Today's offering is, again, a sample from the Building Campus Community book. This passage is from Chapter 4, Proactive Community Circles:

 

Creative Ways to Engage Residents in Proactive Community Circles

While supervisors will most likely provide RAs with topic ideas and guidelines about how frequently to hold community circles with residents, experience shows that flexibility is really important, too. RAs who adapt circles to suit their personalities, their residents’ needs and attributes, the unique circumstances of each living situation and the common space available for meetings tend to have the best success.

  • How do you think things are going in the hall so far this year?
  • What’s working?
  • What’s not working?
  • What do you think are the most important issues for us to work out as a community?
  • What’s one thing each person could do to help people be more connected on the floor?
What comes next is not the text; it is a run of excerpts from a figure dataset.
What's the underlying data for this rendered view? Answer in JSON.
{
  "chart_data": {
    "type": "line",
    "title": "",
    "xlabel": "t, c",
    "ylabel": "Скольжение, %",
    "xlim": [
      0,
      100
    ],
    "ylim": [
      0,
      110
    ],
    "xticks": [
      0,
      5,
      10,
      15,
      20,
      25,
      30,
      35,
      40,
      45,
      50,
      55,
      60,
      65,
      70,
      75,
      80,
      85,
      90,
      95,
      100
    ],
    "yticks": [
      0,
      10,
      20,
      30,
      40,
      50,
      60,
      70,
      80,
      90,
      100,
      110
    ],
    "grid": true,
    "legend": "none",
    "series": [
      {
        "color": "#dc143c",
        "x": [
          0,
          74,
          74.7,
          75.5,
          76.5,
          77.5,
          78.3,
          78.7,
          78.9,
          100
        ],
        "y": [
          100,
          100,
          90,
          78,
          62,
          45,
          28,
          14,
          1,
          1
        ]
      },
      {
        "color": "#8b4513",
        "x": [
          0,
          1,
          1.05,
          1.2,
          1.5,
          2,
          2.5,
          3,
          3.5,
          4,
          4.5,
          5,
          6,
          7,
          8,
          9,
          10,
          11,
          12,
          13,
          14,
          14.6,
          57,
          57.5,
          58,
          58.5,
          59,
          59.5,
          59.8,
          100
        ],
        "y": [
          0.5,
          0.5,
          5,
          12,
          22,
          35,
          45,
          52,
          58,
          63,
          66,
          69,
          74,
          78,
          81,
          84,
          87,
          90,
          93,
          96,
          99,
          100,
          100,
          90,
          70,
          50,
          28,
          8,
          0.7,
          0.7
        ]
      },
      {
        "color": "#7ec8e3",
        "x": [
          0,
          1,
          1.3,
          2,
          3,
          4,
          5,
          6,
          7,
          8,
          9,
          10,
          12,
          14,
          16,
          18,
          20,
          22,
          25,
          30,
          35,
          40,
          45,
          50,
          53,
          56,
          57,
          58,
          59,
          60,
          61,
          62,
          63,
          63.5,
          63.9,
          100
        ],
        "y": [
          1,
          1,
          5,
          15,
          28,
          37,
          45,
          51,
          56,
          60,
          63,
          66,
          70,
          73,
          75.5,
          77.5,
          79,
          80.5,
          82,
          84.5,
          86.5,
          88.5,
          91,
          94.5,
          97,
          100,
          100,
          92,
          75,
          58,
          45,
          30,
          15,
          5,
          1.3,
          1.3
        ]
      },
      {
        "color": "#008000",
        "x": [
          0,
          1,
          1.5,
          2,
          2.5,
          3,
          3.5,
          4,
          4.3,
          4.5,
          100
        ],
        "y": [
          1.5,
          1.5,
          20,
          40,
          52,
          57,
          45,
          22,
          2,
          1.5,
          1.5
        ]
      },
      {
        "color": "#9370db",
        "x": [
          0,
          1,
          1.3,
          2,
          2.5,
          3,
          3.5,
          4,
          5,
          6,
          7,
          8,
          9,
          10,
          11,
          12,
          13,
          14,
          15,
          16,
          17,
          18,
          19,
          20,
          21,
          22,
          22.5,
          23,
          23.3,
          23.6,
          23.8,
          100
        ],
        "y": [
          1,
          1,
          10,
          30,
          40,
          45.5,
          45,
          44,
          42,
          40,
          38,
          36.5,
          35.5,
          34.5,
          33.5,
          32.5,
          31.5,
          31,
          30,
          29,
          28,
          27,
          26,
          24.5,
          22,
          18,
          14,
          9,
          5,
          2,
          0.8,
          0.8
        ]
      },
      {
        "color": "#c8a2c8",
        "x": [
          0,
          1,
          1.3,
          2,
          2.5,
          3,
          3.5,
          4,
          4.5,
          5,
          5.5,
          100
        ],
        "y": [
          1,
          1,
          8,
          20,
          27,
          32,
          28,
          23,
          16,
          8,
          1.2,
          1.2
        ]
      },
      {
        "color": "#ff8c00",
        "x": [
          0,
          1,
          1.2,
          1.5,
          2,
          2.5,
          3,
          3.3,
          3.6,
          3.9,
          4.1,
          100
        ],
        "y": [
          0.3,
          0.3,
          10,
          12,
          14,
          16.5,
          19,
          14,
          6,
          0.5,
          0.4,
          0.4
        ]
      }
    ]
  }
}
An RA who had been running circles for several years during youth summer programs and with campus residents before learning the term “restorative practices” helped develop a training workshop about creative ways to engage residents. When she first became an RA she oversaw an environmental cooperative on campus, a community of 24 students wholly committed to learning everything they could about ecology, the environment and how people can effect positive change. Naturally, the circles she ran revolved around these concepts. She provided articles for the group to read about a variety of relevant topics, and these became the jumping-off point for circle discussions in which people met and exchanged opinions.

For a community meeting in a hall where residents lived in eight-person suites, this RA gave each group a blank sheet of paper and some M&Ms (the old candy incentive), and asked them to use those materials to lay out a representation of the ideal way to use their suites. This method stimulated a lot of conversation among the residents, particularly in terms of how they wanted to set up and use their common spaces.

When it came time to lead a discussion about sex and intimate relationships, which seemed to make residents nervous and anxious, this RA organized games of Texas Hold ’em using condoms as gambling chips. This relaxed the students and they ended up continuing to play throughout the entire discussion, which 33 of her 40 residents attended. The RA noted, “Since I started doing more creative and hands-on projects, I’ve had a lot better attendance."

But RAs could also take a more bare-bones approach to community circles by cultivating lists of simple but relevant discussion starter questions such as:

  • How do you think things are going in the hall so far this year?
  • What’s working?
  • What’s not working?
  • What do you think are the most important issues for us to work out as a community?
  • What’s one thing each person could do to help people be more connected on the floor?

The possibilities are endless, and simple questions often lead to great discussions.